Source: Frederick Holmes & Company

“OF TIME | OUT OF TIME” July 1 – August 1, 2020

I’m frequently asked by first-time gallery visitors, “How do you find your artists?” If I’m feeling particularly glib, I’ll answer, “All you have to do is open a gallery and like flies to sugar, artists will find you!” (No disrespect intended, of course.) The truth is it’s a combination of, one way or another, them finding me or my finding them…

But every now and then, serendipity steps in and fortune in the form of a brilliant artist, previously unknown to me, falls into my lap. Such is the case of Southampton, NY-based painter, Betsy Podlach (pronounced “Podlack”).

About two years ago, I received a large envelope with several postcards, printed material, with an introductory cover letter. As one might imagine, I receive mailings like this weekly – sometimes several in one day – and frankly, tend to dismiss most of them. But I took a quick look and liked what I saw. However, I was working on another show and put these on the “back burner” for review somewhere down the road. When I found the envelope again with others similarly designated for later review nearly a year later, I looked at the envelope and found it had actually been mistakenly delivered to THIS gallery and not the intended gallery address on the envelope, one of my neighbors! (So the reader doesn’t draw the wrong conclusion and consider this an unethical act on my part, that gallery had since ceased showing painting and returned to its regular program of original prints.)

I found I really loved these Matisse-like portraits and interior compositions – there was something about their flat perspective and saturated color that seemed classical yet contemporary. Which isn’t surprising considering her favorite artists include both the Italian Renaissance Master, Titian, and American Abstract Expressionist, Jackson Pollock. Podlach seeks to combine the elements of Titian and the abstract expressionism of Jackson Pollock into a contemporary expression of physicality, sexuality, intimacy and mystery.

When I emailed Ms. Podlach, expressing interest and suggesting a good time we could speak, she requested we speak the next day after 4:00 pm EST, because she usually works in her studio until the early morning hours. I’ve since discovered that Podlach, like many of the best artists is preternaturally obsessive about her work. As a gallery owner/curator, one appreciates this kind of dedication and I’ve since come to equally appreciate Podlach’s experience and professionalism.

Having graduated from Harvard, cum laude, then the New York Studio School of Drawing, Painting, and Sculpture, Ms. Podlach was awarded an art fellowship and residency at The International School of Art in Umbria, Italy. For eight years, she also lived 6-8 months in Paris and Munich. In the Renaissance masters she fell in love with the form, space, and line of the human body. In the early Moderns, Matisse, Bonnard, Kandinsky, Marc, and in the American Abstract Expressionists deKooning, Pollock, and her mentors, Nicolas Marone and Mercedes Matter, she discovered the power of color to visually convey sensuality, human emotion, and feeling.

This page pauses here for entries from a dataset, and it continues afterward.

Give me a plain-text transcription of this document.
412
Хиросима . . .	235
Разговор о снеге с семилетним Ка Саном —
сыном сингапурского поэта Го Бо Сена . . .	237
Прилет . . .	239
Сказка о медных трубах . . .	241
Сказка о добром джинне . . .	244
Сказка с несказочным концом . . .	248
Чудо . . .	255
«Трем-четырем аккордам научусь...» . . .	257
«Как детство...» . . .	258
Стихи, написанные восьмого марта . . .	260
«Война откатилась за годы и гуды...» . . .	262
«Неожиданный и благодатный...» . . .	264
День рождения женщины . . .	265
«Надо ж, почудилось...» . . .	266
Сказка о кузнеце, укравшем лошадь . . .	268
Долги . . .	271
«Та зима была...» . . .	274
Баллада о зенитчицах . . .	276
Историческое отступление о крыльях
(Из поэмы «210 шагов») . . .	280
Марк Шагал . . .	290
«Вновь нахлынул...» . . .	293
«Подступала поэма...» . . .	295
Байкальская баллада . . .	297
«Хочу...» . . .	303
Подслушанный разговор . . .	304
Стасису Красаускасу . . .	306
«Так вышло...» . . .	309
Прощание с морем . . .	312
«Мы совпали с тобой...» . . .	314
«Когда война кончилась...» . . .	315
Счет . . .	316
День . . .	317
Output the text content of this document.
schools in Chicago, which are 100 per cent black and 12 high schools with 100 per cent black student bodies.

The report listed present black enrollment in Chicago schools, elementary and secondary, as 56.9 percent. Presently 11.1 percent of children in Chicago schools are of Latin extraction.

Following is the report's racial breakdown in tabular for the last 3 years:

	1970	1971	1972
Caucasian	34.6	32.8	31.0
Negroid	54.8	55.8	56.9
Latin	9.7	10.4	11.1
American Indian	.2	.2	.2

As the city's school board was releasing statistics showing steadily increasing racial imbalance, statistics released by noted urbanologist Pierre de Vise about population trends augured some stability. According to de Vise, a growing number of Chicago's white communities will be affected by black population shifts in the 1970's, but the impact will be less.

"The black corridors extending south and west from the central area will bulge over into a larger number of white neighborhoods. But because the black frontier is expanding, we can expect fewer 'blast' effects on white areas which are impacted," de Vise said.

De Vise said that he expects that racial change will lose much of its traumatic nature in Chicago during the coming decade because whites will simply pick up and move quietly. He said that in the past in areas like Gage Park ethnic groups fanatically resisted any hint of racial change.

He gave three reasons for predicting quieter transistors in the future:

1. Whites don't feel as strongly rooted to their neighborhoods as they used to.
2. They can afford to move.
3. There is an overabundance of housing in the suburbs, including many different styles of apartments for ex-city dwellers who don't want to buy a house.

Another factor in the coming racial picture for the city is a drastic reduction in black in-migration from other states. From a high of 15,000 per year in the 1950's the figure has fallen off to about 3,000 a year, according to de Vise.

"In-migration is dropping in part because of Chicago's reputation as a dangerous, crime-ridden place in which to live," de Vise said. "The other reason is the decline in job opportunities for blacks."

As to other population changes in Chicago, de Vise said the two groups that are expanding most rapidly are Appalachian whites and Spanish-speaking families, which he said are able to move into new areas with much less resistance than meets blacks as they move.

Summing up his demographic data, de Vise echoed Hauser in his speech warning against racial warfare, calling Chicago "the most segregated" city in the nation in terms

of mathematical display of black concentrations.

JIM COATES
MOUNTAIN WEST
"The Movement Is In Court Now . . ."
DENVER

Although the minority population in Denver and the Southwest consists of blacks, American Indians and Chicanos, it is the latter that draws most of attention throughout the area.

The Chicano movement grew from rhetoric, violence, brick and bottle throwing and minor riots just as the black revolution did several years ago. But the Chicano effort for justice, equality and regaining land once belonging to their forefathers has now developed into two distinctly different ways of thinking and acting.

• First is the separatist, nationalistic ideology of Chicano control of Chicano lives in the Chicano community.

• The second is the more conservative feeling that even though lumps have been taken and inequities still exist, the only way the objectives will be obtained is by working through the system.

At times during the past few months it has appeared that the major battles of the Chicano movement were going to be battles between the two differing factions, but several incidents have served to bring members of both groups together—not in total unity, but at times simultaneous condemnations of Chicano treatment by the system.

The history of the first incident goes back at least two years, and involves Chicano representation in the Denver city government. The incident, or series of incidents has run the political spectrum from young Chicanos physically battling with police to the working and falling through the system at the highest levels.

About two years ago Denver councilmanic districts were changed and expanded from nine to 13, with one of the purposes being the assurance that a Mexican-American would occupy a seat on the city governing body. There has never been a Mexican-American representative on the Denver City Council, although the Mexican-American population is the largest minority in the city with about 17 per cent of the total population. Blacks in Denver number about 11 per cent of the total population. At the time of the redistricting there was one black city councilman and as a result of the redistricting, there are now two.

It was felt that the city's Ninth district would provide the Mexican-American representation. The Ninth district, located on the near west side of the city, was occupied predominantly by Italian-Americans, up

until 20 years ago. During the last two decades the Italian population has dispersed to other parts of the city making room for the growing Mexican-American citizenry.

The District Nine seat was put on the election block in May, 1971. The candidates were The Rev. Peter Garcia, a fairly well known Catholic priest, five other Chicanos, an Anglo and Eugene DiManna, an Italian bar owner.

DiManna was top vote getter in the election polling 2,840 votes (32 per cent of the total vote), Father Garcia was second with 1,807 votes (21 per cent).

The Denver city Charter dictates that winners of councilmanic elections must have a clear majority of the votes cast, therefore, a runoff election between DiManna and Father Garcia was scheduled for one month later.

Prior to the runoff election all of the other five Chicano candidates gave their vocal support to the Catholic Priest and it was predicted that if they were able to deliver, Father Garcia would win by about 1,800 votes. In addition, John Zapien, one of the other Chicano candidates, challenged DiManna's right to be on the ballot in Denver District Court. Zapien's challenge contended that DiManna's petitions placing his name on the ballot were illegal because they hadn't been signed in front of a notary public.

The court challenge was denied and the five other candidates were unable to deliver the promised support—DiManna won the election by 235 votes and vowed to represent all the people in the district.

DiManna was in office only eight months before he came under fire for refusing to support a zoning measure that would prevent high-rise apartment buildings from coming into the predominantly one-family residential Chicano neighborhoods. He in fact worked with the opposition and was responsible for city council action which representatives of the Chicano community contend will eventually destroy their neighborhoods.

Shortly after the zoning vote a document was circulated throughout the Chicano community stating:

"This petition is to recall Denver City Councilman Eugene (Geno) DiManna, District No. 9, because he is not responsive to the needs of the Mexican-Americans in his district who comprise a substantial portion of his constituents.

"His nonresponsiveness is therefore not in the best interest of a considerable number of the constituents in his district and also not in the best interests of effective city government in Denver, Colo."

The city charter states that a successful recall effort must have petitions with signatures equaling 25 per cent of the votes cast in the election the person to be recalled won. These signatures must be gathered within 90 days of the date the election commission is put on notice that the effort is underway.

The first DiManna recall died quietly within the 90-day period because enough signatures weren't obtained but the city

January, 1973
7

“I’m aware of being a female painting the figure. I love the body, I love the physicality. But it is important to me that my female, her individual expression is part of being human and the part of painting, my way of painting, both figurative and abstractly, play a role in how we feel and see ourselves and others in this part of of experiencing space and time.”

While her paintings can seem like self-portraits (due in no small part to the large, expressive eyes shared by the artist and her figures), which was once true, now she dismisses this notion. One reviewer noted in a more accurate context, that her figures, often portrayed in reverie, are more like the characters of photographer, Cindy Sherman; wildly individual characters in varying enigmatic milieus, while utilizing her own body and face as the characters foundation.

“I’m trying to find a woman who didn’t exist before. She’ll start telling me the story…“(My) primary focus is on figurative images, nudes, couples and portraits of women and sometimes men, with and without an imagined animal or several animals. These are created through a process of trying to create a person who didn’t exist before, who comes into existence for the first time as the painting develops in a dialogue with the emerging subjects. These women and the men, animals and imaginary settings are both intense in their imagined past and future and in their presence depicted as a moment in time, a moment in which time is stopped – vulnerable, sexual, strong and engaged in the fullness of life, love, pain and joy.”

“In working below the level of conscious thought, she creates canvases rich with intricate but ultimately opaque narratives. The paintings’ almost hypnotic appeal derives in part from a balance of what she calls ‘oppositions’, mystery and openness.” – Douglas Clemente, New York Times

Podlach’s work is in public and private collections all over the world, including that the Italian design house Marni, Inc, who beyond purchasing a painting, also used her images in some of their runway designs for Spring 2019, Pfizer Inc, and NYU, and Princess Donatella Borghese of Rome, Italy, as well as used for the book covers of published poetry and psychology books.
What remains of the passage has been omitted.